Waiting for sunshine

What now?

One, in a bind. That’s how chief justice Misra must feel. Attending to the complaints, reneging on recent decisions, would paint the protesting judges in the right. It would cement the idea of a partial court. But inactivity risks more revelations. The letter, in closing, hints at that.

Two, the quartet must feel the heat, too. It made an unprecedented move. It has gambled its honour. What if nothing changes—if no remedial actions happen? Democracy is under threat, it had alleged. Can it carry on as if nothing happened?

Justice Gogoi, later, reportedly said: “There is no crisis.” Another member, Justice Joseph, said: “The matter has been settled.” How? When? By whom? The hasty reversal doesn’t bode well.

Reports tell a meeting of the full court (that brings all sitting judges together) may happen. What will it decide?

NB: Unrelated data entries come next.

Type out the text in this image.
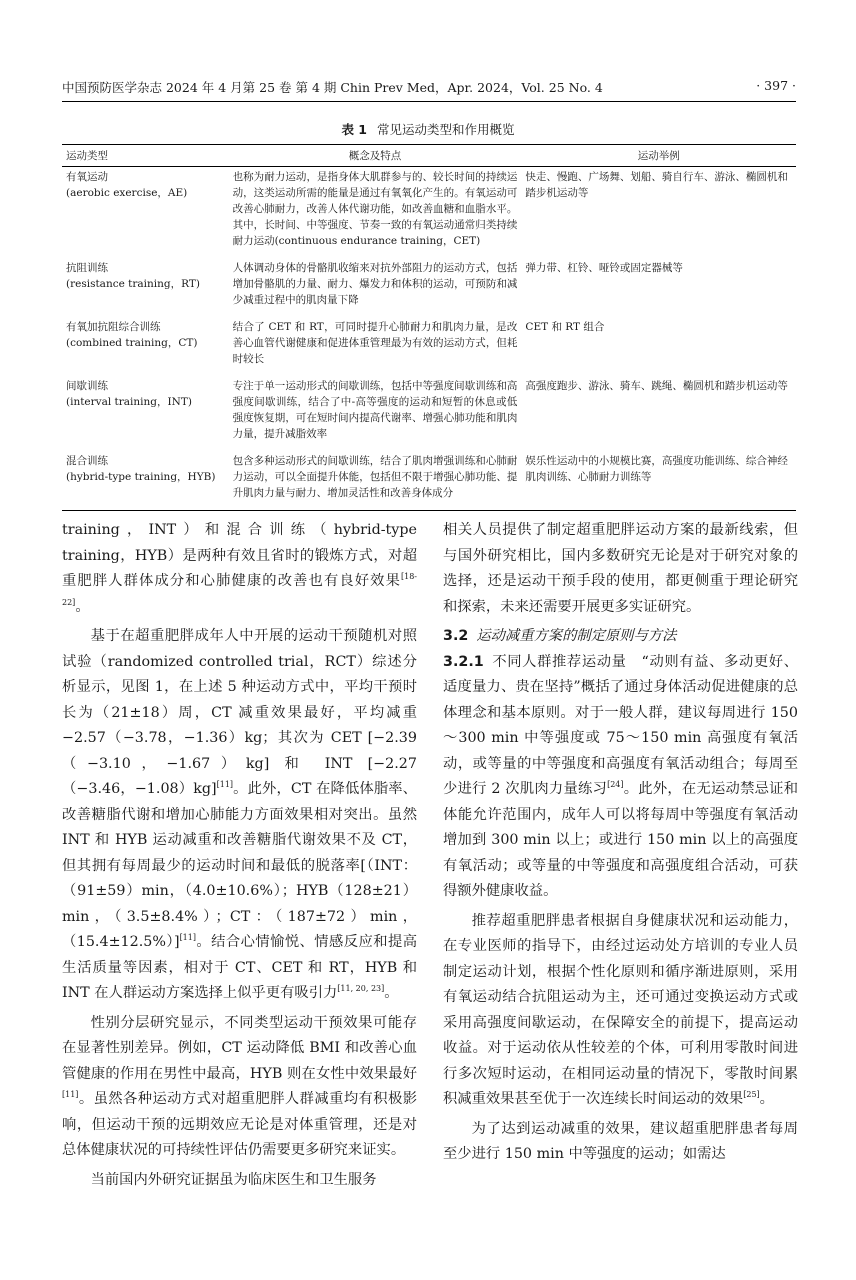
中国预防医学杂志 2024 年 4 月第 25 卷 第 4 期 Chin Prev Med，Apr. 2024，Vol. 25 No. 4	· 397 ·
表 1 常见运动类型和作用概览
运动类型	概念及特点	运动举例
有氧运动
(aerobic exercise，AE)	也称为耐力运动，是指身体大肌群参与的、较长时间的持续运动，这类运动所需的能量是通过有氧氧化产生的。有氧运动可改善心肺耐力，改善人体代谢功能，如改善血糖和血脂水平。其中，长时间、中等强度、节奏一致的有氧运动通常归类持续耐力运动(continuous endurance training，CET)	快走、慢跑、广场舞、划船、骑自行车、游泳、椭圆机和踏步机运动等
抗阻训练
(resistance training，RT)	人体调动身体的骨骼肌收缩来对抗外部阻力的运动方式，包括增加骨骼肌的力量、耐力、爆发力和体积的运动，可预防和减少减重过程中的肌肉量下降	弹力带、杠铃、哑铃或固定器械等
有氧加抗阻综合训练
(combined training，CT)	结合了 CET 和 RT，可同时提升心肺耐力和肌肉力量，是改善心血管代谢健康和促进体重管理最为有效的运动方式，但耗时较长	CET 和 RT 组合
间歇训练
(interval training，INT)	专注于单一运动形式的间歇训练，包括中等强度间歇训练和高强度间歇训练，结合了中-高等强度的运动和短暂的休息或低强度恢复期，可在短时间内提高代谢率、增强心肺功能和肌肉力量，提升减脂效率	高强度跑步、游泳、骑车、跳绳、椭圆机和踏步机运动等
混合训练
(hybrid-type training，HYB)	包含多种运动形式的间歇训练，结合了肌肉增强训练和心肺耐力运动，可以全面提升体能，包括但不限于增强心肺功能、提升肌肉力量与耐力、增加灵活性和改善身体成分	娱乐性运动中的小规模比赛，高强度功能训练、综合神经肌肉训练、心肺耐力训练等

training，INT）和混合训练（hybrid-type training，HYB）是两种有效且省时的锻炼方式，对超重肥胖人群体成分和心肺健康的改善也有良好效果[18-22]。

基于在超重肥胖成年人中开展的运动干预随机对照试验（randomized controlled trial，RCT）综述分析显示，见图 1，在上述 5 种运动方式中，平均干预时长为（21±18）周，CT 减重效果最好，平均减重 −2.57（−3.78，−1.36）kg；其次为 CET [−2.39（−3.10，−1.67）kg] 和 INT [−2.27（−3.46，−1.08）kg][11]。此外，CT 在降低体脂率、改善糖脂代谢和增加心肺能力方面效果相对突出。虽然 INT 和 HYB 运动减重和改善糖脂代谢效果不及 CT，但其拥有每周最少的运动时间和最低的脱落率[（INT：（91±59）min，（4.0±10.6%）；HYB（128±21）min，（3.5±8.4%）；CT：（187±72）min，（15.4±12.5%）][11]。结合心情愉悦、情感反应和提高生活质量等因素，相对于 CT、CET 和 RT，HYB 和 INT 在人群运动方案选择上似乎更有吸引力[11, 20, 23]。

性别分层研究显示，不同类型运动干预效果可能存在显著性别差异。例如，CT 运动降低 BMI 和改善心血管健康的作用在男性中最高，HYB 则在女性中效果最好[11]。虽然各种运动方式对超重肥胖人群减重均有积极影响，但运动干预的远期效应无论是对体重管理，还是对总体健康状况的可持续性评估仍需要更多研究来证实。

当前国内外研究证据虽为临床医生和卫生服务

相关人员提供了制定超重肥胖运动方案的最新线索，但与国外研究相比，国内多数研究无论是对于研究对象的选择，还是运动干预手段的使用，都更侧重于理论研究和探索，未来还需要开展更多实证研究。

3.2 运动减重方案的制定原则与方法

3.2.1 不同人群推荐运动量　“动则有益、多动更好、适度量力、贵在坚持”概括了通过身体活动促进健康的总体理念和基本原则。对于一般人群，建议每周进行 150～300 min 中等强度或 75～150 min 高强度有氧活动，或等量的中等强度和高强度有氧活动组合；每周至少进行 2 次肌肉力量练习[24]。此外，在无运动禁忌证和体能允许范围内，成年人可以将每周中等强度有氧活动增加到 300 min 以上；或进行 150 min 以上的高强度有氧活动；或等量的中等强度和高强度组合活动，可获得额外健康收益。

推荐超重肥胖患者根据自身健康状况和运动能力，在专业医师的指导下，由经过运动处方培训的专业人员制定运动计划，根据个性化原则和循序渐进原则，采用有氧运动结合抗阻运动为主，还可通过变换运动方式或采用高强度间歇运动，在保障安全的前提下，提高运动收益。对于运动依从性较差的个体，可利用零散时间进行多次短时运动，在相同运动量的情况下，零散时间累积减重效果甚至优于一次连续长时间运动的效果[25]。

为了达到运动减重的效果，建议超重肥胖患者每周至少进行 150 min 中等强度的运动；如需达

Perhaps something to both sides? The chief justice and his complainants can move on with honour. The court can pretend its mask is back on. But the truth will die. What of the performance?  What of the issues?

Three, is this a precedent? Will discord play out in public again? Justice Joseph thinks not: “Such actions would not occur in future.” Why?

Remember: last time a sitting judge convened a media on his lawns, India laughed it off as the rantings of a mad man. Of course, the two aren’t the same. He was a high court judge, these are four senior supreme court judges. Still. We must ask: When is a breach of this scale justified? Other judges, high and low, deserve to know.

Four, should other bodies read a precedent in this? Former finance minister of India, Yashwant Sinha, has asked ministers in the Modi government to summon similar courage. “They must get rid of their fear and speak up”, he said. If they do, the prime minister will sack them. Cabinet form of government has an established protocol. What of agencies beyond political control? Should they speak up if dissent brews?

Discipline above all else is a foolish insistence.

Discipline above all else is a foolish insistence. But consistency? This performance invites a deeper analysis. What is institutional loyalty? When is it owed? When not?

This civil disobedience—a rare statement of moral courage—is welcome. It has bared a practice many whispered but never articulated. Now some judges have. A few retired ones have joined in, too. An open letter to the chief justice urges a new, orderly system of case assignment. This reform must happen. The power to assign cases, effectively, is the power to decide them; it can’t rest in just one person.

A big break from tradition demands big changes. If things stay the same, the protesters, the court, and the system, will lose credibility. No one again will have reason to believe the supreme court and its idea of impartial justice. It mustn’t come to that.